Prometheus + Grafana
Prometheus is an excellent solution for assembling a huge number of metrics. It has pretty similar capabilities for custom alerts as Zabbix does. You can display graphs and build alerts for any wild combinations of several parameters. And it's all very cool, but it's very inconvenient to watch, so Grafana is added to it like a visualization tool.
Grafana is beautiful. But it does not really help to monitor systems, but it provides extensive abilities to read everything. There are no better graphs, probably.
ELK + Graylog
New Relic - APM which is very useful for developers. It gives an opportunity to understand if something is wrong with your application right now. It is clear which of the external services isn't working very well, which of the databases is responding slowly or what system interaction is working incorrectly.

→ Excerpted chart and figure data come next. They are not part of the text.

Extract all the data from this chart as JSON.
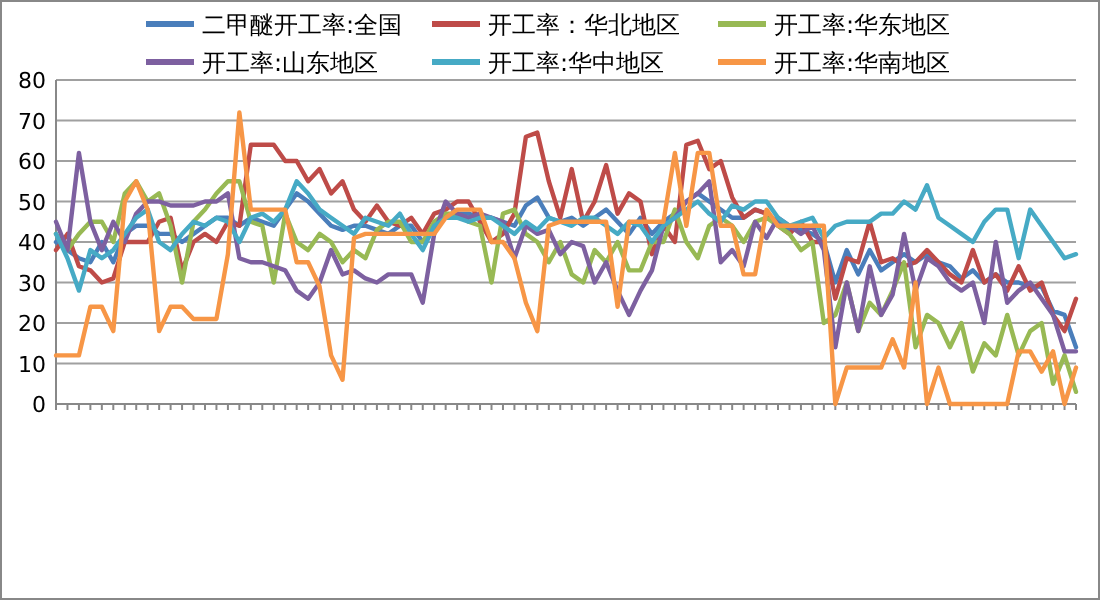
{
  "chart_data": {
    "type": "line",
    "categories": [
      null,
      null,
      null,
      null,
      null,
      null,
      null,
      null,
      null,
      null,
      null,
      null,
      null,
      null,
      null,
      null,
      null,
      null,
      null,
      null,
      null,
      null,
      null,
      null,
      null,
      null,
      null,
      null,
      null,
      null,
      null,
      null,
      null,
      null,
      null,
      null,
      null,
      null,
      null,
      null,
      null,
      null,
      null,
      null,
      null,
      null,
      null,
      null,
      null,
      null,
      null,
      null,
      null,
      null,
      null,
      null,
      null,
      null,
      null,
      null,
      null,
      null,
      null,
      null,
      null,
      null,
      null,
      null,
      null,
      null,
      null,
      null,
      null,
      null,
      null,
      null,
      null,
      null,
      null,
      null,
      null,
      null,
      null,
      null,
      null,
      null,
      null,
      null,
      null,
      null
    ],
    "series": [
      {
        "name": "二甲醚开工率:全国",
        "color": "#4a7ebb",
        "values": [
          40,
          38,
          36,
          35,
          40,
          35,
          42,
          44,
          44,
          42,
          42,
          40,
          42,
          44,
          46,
          46,
          44,
          46,
          45,
          44,
          48,
          52,
          50,
          47,
          44,
          43,
          44,
          44,
          43,
          42,
          44,
          44,
          40,
          44,
          46,
          47,
          47,
          46,
          46,
          45,
          44,
          49,
          51,
          46,
          45,
          46,
          44,
          46,
          48,
          45,
          42,
          46,
          42,
          45,
          47,
          50,
          52,
          50,
          48,
          46,
          46,
          48,
          47,
          45,
          43,
          43,
          42,
          40,
          30,
          38,
          32,
          38,
          33,
          35,
          37,
          35,
          37,
          35,
          34,
          31,
          33,
          30,
          32,
          30,
          30,
          29,
          29,
          23,
          22,
          14
        ]
      },
      {
        "name": "开工率：华北地区",
        "color": "#be4b48",
        "values": [
          38,
          42,
          34,
          33,
          30,
          31,
          40,
          40,
          40,
          45,
          46,
          33,
          40,
          42,
          40,
          45,
          44,
          64,
          64,
          64,
          60,
          60,
          55,
          58,
          52,
          55,
          48,
          45,
          49,
          45,
          44,
          46,
          42,
          47,
          48,
          50,
          50,
          45,
          40,
          42,
          47,
          66,
          67,
          55,
          46,
          58,
          45,
          50,
          59,
          47,
          52,
          50,
          37,
          44,
          40,
          64,
          65,
          58,
          60,
          51,
          46,
          48,
          47,
          44,
          42,
          45,
          40,
          40,
          26,
          36,
          35,
          45,
          35,
          36,
          34,
          35,
          38,
          35,
          32,
          30,
          38,
          30,
          32,
          28,
          34,
          28,
          30,
          22,
          18,
          26
        ]
      },
      {
        "name": "开工率:华东地区",
        "color": "#98b954",
        "values": [
          42,
          38,
          42,
          45,
          45,
          40,
          52,
          55,
          50,
          52,
          44,
          30,
          45,
          48,
          52,
          55,
          55,
          45,
          44,
          30,
          47,
          40,
          38,
          42,
          40,
          35,
          38,
          36,
          43,
          45,
          45,
          40,
          40,
          45,
          47,
          47,
          45,
          44,
          30,
          47,
          48,
          42,
          40,
          35,
          40,
          32,
          30,
          38,
          35,
          40,
          33,
          33,
          40,
          40,
          48,
          40,
          36,
          44,
          46,
          44,
          40,
          45,
          46,
          44,
          42,
          38,
          40,
          20,
          22,
          30,
          18,
          25,
          22,
          28,
          35,
          14,
          22,
          20,
          14,
          20,
          8,
          15,
          12,
          22,
          12,
          18,
          20,
          5,
          12,
          3
        ]
      },
      {
        "name": "开工率:山东地区",
        "color": "#7d60a0",
        "values": [
          45,
          38,
          62,
          45,
          38,
          45,
          40,
          47,
          50,
          50,
          49,
          49,
          49,
          50,
          50,
          52,
          36,
          35,
          35,
          34,
          33,
          28,
          26,
          30,
          38,
          32,
          33,
          31,
          30,
          32,
          32,
          32,
          25,
          42,
          50,
          47,
          46,
          47,
          46,
          45,
          36,
          44,
          42,
          43,
          37,
          40,
          39,
          30,
          35,
          28,
          22,
          28,
          33,
          44,
          46,
          50,
          52,
          55,
          35,
          38,
          34,
          45,
          41,
          46,
          44,
          42,
          44,
          38,
          14,
          30,
          18,
          34,
          22,
          27,
          42,
          28,
          36,
          34,
          30,
          28,
          30,
          20,
          40,
          25,
          28,
          30,
          26,
          22,
          13,
          13
        ]
      },
      {
        "name": "开工率:华中地区",
        "color": "#46aac5",
        "values": [
          42,
          36,
          28,
          38,
          36,
          38,
          42,
          46,
          48,
          40,
          38,
          42,
          45,
          44,
          46,
          45,
          40,
          46,
          47,
          45,
          48,
          55,
          52,
          48,
          46,
          44,
          42,
          46,
          45,
          44,
          47,
          42,
          38,
          44,
          46,
          46,
          45,
          46,
          46,
          44,
          42,
          45,
          43,
          46,
          45,
          44,
          46,
          46,
          44,
          42,
          45,
          44,
          40,
          44,
          46,
          48,
          50,
          47,
          45,
          49,
          48,
          50,
          50,
          46,
          44,
          45,
          46,
          41,
          44,
          45,
          45,
          45,
          47,
          47,
          50,
          48,
          54,
          46,
          44,
          42,
          40,
          45,
          48,
          48,
          36,
          48,
          44,
          40,
          36,
          37
        ]
      },
      {
        "name": "开工率:华南地区",
        "color": "#f79646",
        "values": [
          12,
          12,
          12,
          24,
          24,
          18,
          50,
          55,
          48,
          18,
          24,
          24,
          21,
          21,
          21,
          37,
          72,
          48,
          48,
          48,
          48,
          35,
          35,
          29,
          12,
          6,
          41,
          42,
          42,
          42,
          42,
          42,
          42,
          42,
          46,
          48,
          48,
          48,
          40,
          40,
          36,
          25,
          18,
          44,
          45,
          45,
          45,
          45,
          45,
          24,
          45,
          45,
          45,
          45,
          62,
          44,
          62,
          62,
          44,
          44,
          32,
          32,
          48,
          44,
          44,
          44,
          44,
          44,
          0,
          9,
          9,
          9,
          9,
          16,
          9,
          30,
          0,
          9,
          0,
          0,
          0,
          0,
          0,
          0,
          13,
          13,
          8,
          13,
          0,
          9
        ]
      }
    ],
    "ylim": [
      0,
      80
    ],
    "yticks": [
      0,
      10,
      20,
      30,
      40,
      50,
      60,
      70,
      80
    ],
    "grid": "y",
    "legend": "top",
    "tick_labels": "y",
    "marker": "none",
    "line_style": "solid"
  }
}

Firstly, you should know what important indicators need monitoring when the system is designing, know what parts of the system are critical for its work and how to test them in advance.
Moreover, there should not be too many alerts and they should be relevant and clearly display what has broken down and pointed to the way how to fix it.
In conclusion, to properly monitor business indicators - you need to understand how the business processes are arranged, what your analysts need, whether there are enough tools to measure the required indicators, and how quickly you can find out if something goes wrong.